Destek gelsin kadınlar çocukta yapsın, kariyer de

Türkiye İstatistik Kurumu’nun (TÜİK) açıkladığı veriler doğrultusunda 2023 yılında canlı doğan bebek sayısı 958 bin 408 olarak kayıtlara geçti. Toplam doğurganlık hızı ise, 2001 yılında 2,38 çocuk iken 2023 yılında 1,51 çocuk olarak gerçekleşti. Yani, bir kadının doğurgan olduğu dönem boyunca doğurabileceği ortalama çocuk sayısı 2023 yılında 1,51 oldu. Bu durum, doğurganlığın nüfusun yenilenme düzeyi olan 2,10’un altında kaldığını gösterdi. Toplam doğurganlık hızının en yüksek olduğu il 2023 yılında 3,27 çocuk ile Şanlıurfa oldu. Bu ili 2,72 çocuk ile Şırnak, 2,40 çocuk ile Mardin izledi. Toplam doğurganlık hızının en düşük olduğu il ise 1,13 çocuk ile Bartın olurken bu ili 1,14 çocuk ile Zonguldak ve Karabük, 1,16 çocuk ile Kütahya izledi. Avrupa Birliği üyesi 27 ülkenin toplam doğurganlık hızları incelendiğinde, 2022 yılında en yüksek toplam doğurganlık hızına sahip olan ülkenin 1,79 çocuk ile Fransa olduğu, en düşük toplam doğurganlık hızına sahip olan ülkenin ise 1,08 çocuk ile Malta olduğu görüldü. Toplam doğurganlık hızı 2022 yılında binde 1,63 olan Türkiye, Avrupa Birliği üyesi ülkeler arasında 5. sırada yer aldı. Yaş grubuna göre doğurganlık hızı incelendiğinde, 2001 yılında en yüksek yaşa özel doğurganlık hızı binde 144 ile 20-24 yaş grubunda iken 2023 yılında binde 101 ile 25-29 yaş grubunda görüldü. Bu durum, doğurganlığın kadının daha ileri yaşlarında gerçekleştiğini gösterdi. Peki, son dönemdeki bu düşüşün sebebi ne? Türkiye’nin bu rakamları yeniden yükseltmek adına atacağı adımlar neler olmalı? Gelin bu soruların yanıtını birlikte arayalım…

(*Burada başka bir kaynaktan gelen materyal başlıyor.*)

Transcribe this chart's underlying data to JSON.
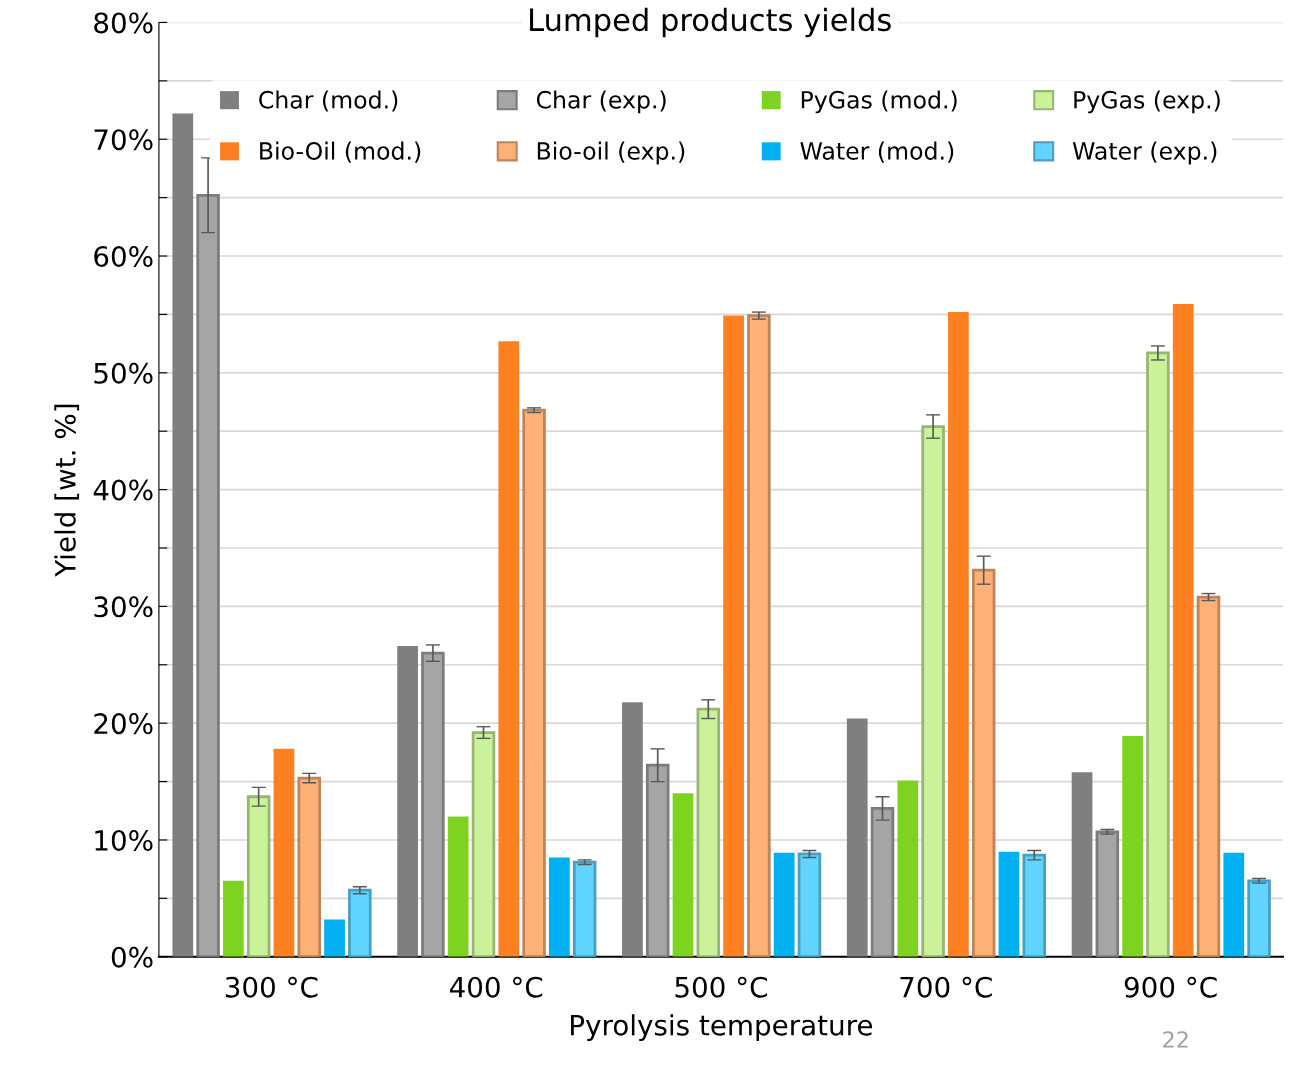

DOĞUM ORANLARINDA BU AZALMAYA KARŞI NASIL ÖNLEMLER ALINMALI?
Modern toplumlarda yaygın bir eğilim olarak görülen kadınların işgücüne katılımının artmasının doğurganlık üzerinde doğrudan bir etkisi olduğu aşikâr. Eğitim seviyesinin yükselmesi, toplumsal cinsiyet eşitliğinin artması ve ekonomik zorluklar da bu etkinin en temel göstergelerinden. Biz de Türkiye’de İş Dünyası dergisi olarak iş dünyasında kadınları başarıyla temsil eden bazı annelere sorduk… “Kadınlara ne tür haklar verilirse doğum oranlarındaki bu azalma minimuma indirilir? İşte yanıtlar…

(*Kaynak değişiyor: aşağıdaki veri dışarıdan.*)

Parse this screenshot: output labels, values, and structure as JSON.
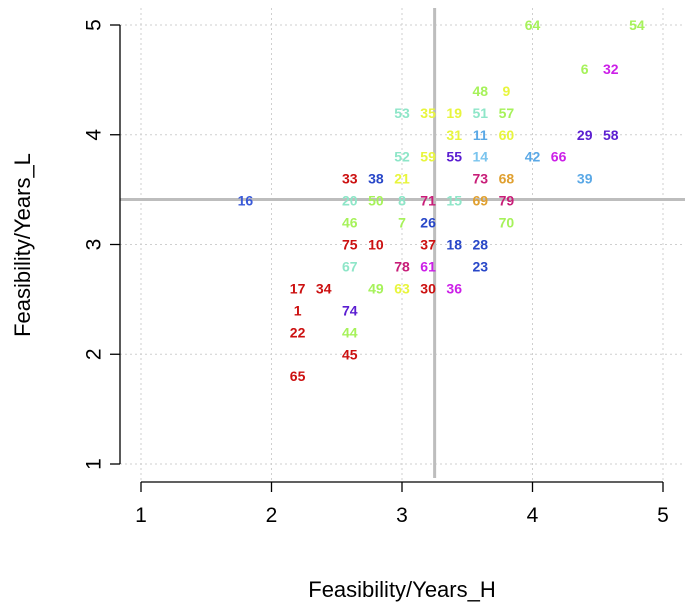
{
  "chart_data": {
    "type": "scatter",
    "title": "",
    "xlabel": "Feasibility/Years_H",
    "ylabel": "Feasibility/Years_L",
    "xlim": [
      0.85,
      5.15
    ],
    "ylim": [
      0.9,
      5.1
    ],
    "x_ticks": [
      "1",
      "2",
      "3",
      "4",
      "5"
    ],
    "y_ticks": [
      "1",
      "2",
      "3",
      "4",
      "5"
    ],
    "grid": true,
    "reference_lines": {
      "x": 3.25,
      "y": 3.41
    },
    "points": [
      {
        "label": "64",
        "x": 4.0,
        "y": 5.0,
        "color": "#a6f25a"
      },
      {
        "label": "54",
        "x": 4.8,
        "y": 5.0,
        "color": "#a6f25a"
      },
      {
        "label": "6",
        "x": 4.4,
        "y": 4.6,
        "color": "#a6f25a"
      },
      {
        "label": "32",
        "x": 4.6,
        "y": 4.6,
        "color": "#cc1fe8"
      },
      {
        "label": "48",
        "x": 3.6,
        "y": 4.4,
        "color": "#a6f25a"
      },
      {
        "label": "9",
        "x": 3.8,
        "y": 4.4,
        "color": "#e8f53d"
      },
      {
        "label": "53",
        "x": 3.0,
        "y": 4.2,
        "color": "#8ee6c8"
      },
      {
        "label": "35",
        "x": 3.2,
        "y": 4.2,
        "color": "#e8f53d"
      },
      {
        "label": "19",
        "x": 3.4,
        "y": 4.2,
        "color": "#e8f53d"
      },
      {
        "label": "51",
        "x": 3.6,
        "y": 4.2,
        "color": "#8ee6c8"
      },
      {
        "label": "57",
        "x": 3.8,
        "y": 4.2,
        "color": "#a6f25a"
      },
      {
        "label": "31",
        "x": 3.4,
        "y": 4.0,
        "color": "#e8f53d"
      },
      {
        "label": "11",
        "x": 3.6,
        "y": 4.0,
        "color": "#5aa8e6"
      },
      {
        "label": "60",
        "x": 3.8,
        "y": 4.0,
        "color": "#e8f53d"
      },
      {
        "label": "29",
        "x": 4.4,
        "y": 4.0,
        "color": "#5b1ed1"
      },
      {
        "label": "58",
        "x": 4.6,
        "y": 4.0,
        "color": "#5b1ed1"
      },
      {
        "label": "52",
        "x": 3.0,
        "y": 3.8,
        "color": "#8ee6c8"
      },
      {
        "label": "59",
        "x": 3.2,
        "y": 3.8,
        "color": "#e8f53d"
      },
      {
        "label": "55",
        "x": 3.4,
        "y": 3.8,
        "color": "#5b1ed1"
      },
      {
        "label": "14",
        "x": 3.6,
        "y": 3.8,
        "color": "#7ac4ee"
      },
      {
        "label": "42",
        "x": 4.0,
        "y": 3.8,
        "color": "#5aa8e6"
      },
      {
        "label": "66",
        "x": 4.2,
        "y": 3.8,
        "color": "#cc1fe8"
      },
      {
        "label": "33",
        "x": 2.6,
        "y": 3.6,
        "color": "#cc1010"
      },
      {
        "label": "38",
        "x": 2.8,
        "y": 3.6,
        "color": "#2847c8"
      },
      {
        "label": "21",
        "x": 3.0,
        "y": 3.6,
        "color": "#e8f53d"
      },
      {
        "label": "73",
        "x": 3.6,
        "y": 3.6,
        "color": "#c81d78"
      },
      {
        "label": "68",
        "x": 3.8,
        "y": 3.6,
        "color": "#e0a030"
      },
      {
        "label": "39",
        "x": 4.4,
        "y": 3.6,
        "color": "#5aa8e6"
      },
      {
        "label": "16",
        "x": 1.8,
        "y": 3.4,
        "color": "#3a5ad8"
      },
      {
        "label": "20",
        "x": 2.6,
        "y": 3.4,
        "color": "#8ee6c8"
      },
      {
        "label": "50",
        "x": 2.8,
        "y": 3.4,
        "color": "#a6f25a"
      },
      {
        "label": "8",
        "x": 3.0,
        "y": 3.4,
        "color": "#8ee6c8"
      },
      {
        "label": "71",
        "x": 3.2,
        "y": 3.4,
        "color": "#c81d78"
      },
      {
        "label": "15",
        "x": 3.4,
        "y": 3.4,
        "color": "#8ee6c8"
      },
      {
        "label": "69",
        "x": 3.6,
        "y": 3.4,
        "color": "#e0a030"
      },
      {
        "label": "79",
        "x": 3.8,
        "y": 3.4,
        "color": "#c81d78"
      },
      {
        "label": "46",
        "x": 2.6,
        "y": 3.2,
        "color": "#a6f25a"
      },
      {
        "label": "7",
        "x": 3.0,
        "y": 3.2,
        "color": "#a6f25a"
      },
      {
        "label": "26",
        "x": 3.2,
        "y": 3.2,
        "color": "#2847c8"
      },
      {
        "label": "70",
        "x": 3.8,
        "y": 3.2,
        "color": "#a6f25a"
      },
      {
        "label": "75",
        "x": 2.6,
        "y": 3.0,
        "color": "#cc1010"
      },
      {
        "label": "10",
        "x": 2.8,
        "y": 3.0,
        "color": "#cc1010"
      },
      {
        "label": "37",
        "x": 3.2,
        "y": 3.0,
        "color": "#cc1010"
      },
      {
        "label": "18",
        "x": 3.4,
        "y": 3.0,
        "color": "#2847c8"
      },
      {
        "label": "28",
        "x": 3.6,
        "y": 3.0,
        "color": "#2847c8"
      },
      {
        "label": "67",
        "x": 2.6,
        "y": 2.8,
        "color": "#8ee6c8"
      },
      {
        "label": "78",
        "x": 3.0,
        "y": 2.8,
        "color": "#c81d78"
      },
      {
        "label": "61",
        "x": 3.2,
        "y": 2.8,
        "color": "#cc1fe8"
      },
      {
        "label": "23",
        "x": 3.6,
        "y": 2.8,
        "color": "#2847c8"
      },
      {
        "label": "17",
        "x": 2.2,
        "y": 2.6,
        "color": "#cc1010"
      },
      {
        "label": "34",
        "x": 2.4,
        "y": 2.6,
        "color": "#cc1010"
      },
      {
        "label": "49",
        "x": 2.8,
        "y": 2.6,
        "color": "#a6f25a"
      },
      {
        "label": "63",
        "x": 3.0,
        "y": 2.6,
        "color": "#e8f53d"
      },
      {
        "label": "30",
        "x": 3.2,
        "y": 2.6,
        "color": "#cc1010"
      },
      {
        "label": "36",
        "x": 3.4,
        "y": 2.6,
        "color": "#cc1fe8"
      },
      {
        "label": "1",
        "x": 2.2,
        "y": 2.4,
        "color": "#cc1010"
      },
      {
        "label": "74",
        "x": 2.6,
        "y": 2.4,
        "color": "#5b1ed1"
      },
      {
        "label": "22",
        "x": 2.2,
        "y": 2.2,
        "color": "#cc1010"
      },
      {
        "label": "44",
        "x": 2.6,
        "y": 2.2,
        "color": "#a6f25a"
      },
      {
        "label": "45",
        "x": 2.6,
        "y": 2.0,
        "color": "#cc1010"
      },
      {
        "label": "65",
        "x": 2.2,
        "y": 1.8,
        "color": "#cc1010"
      }
    ]
  }
}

“ERKEKLER ÇOCUK BAKIMI KONUSUNDA ETKİN ROL OYNAMALI”
Yaşanan bu düşüşün en önemli faktörleri arasında yaşam maliyetleri, ekonomik belirsizlik ve ‘bireysellik’ kavramının artmasının geldiğini söyleyen OPET Yönetim Kurulu Kurucu Üyesi Nurten Öztürk, “Doğurganlık oranında düşüşü durdurmak ve tersine çevirmek için önlemler alınması, ekonomik desteklerin artırılması, kadınlara esnek çalışma modelleri sunulması gibi adımlar çok önemli. Ancak ben kadınların ve erkeklerin aile planlaması konusunda bilinçlenmesi, doğumdan itibaren erkeklerin de çocuk bakımı konusunda daha etkin rol oynayarak kadına destek vermesi gerektiğini düşünüyorum” diyerek daha yapıcı çözümler getirilmesi gerektiğini söyledi.
Erkek egemen bir sektör olan akaryakıt dağıtım sektörünün ilk kadın çalışanı olan Öztürk, kendi deneyimlerinden yola çıkarak şöyle konuştu; “Köy Enstitüsü mezunu bir köy öğretmeni olan babamdan öğrendiklerim ve kişisel deneyimlerimden hareketle her zaman kendime güvendim. Önyargıların beni yıldırmasından korkmadım ve kendimi olumsuz düşüncelerden uzak tuttum. Kadının duyarlılığı, insana yaklaşımı, iletişim becerisi, annelik içgüdüsünden kaynaklanan koruma ve ileriyi görme yetisi benim için hep avantaj oldu.”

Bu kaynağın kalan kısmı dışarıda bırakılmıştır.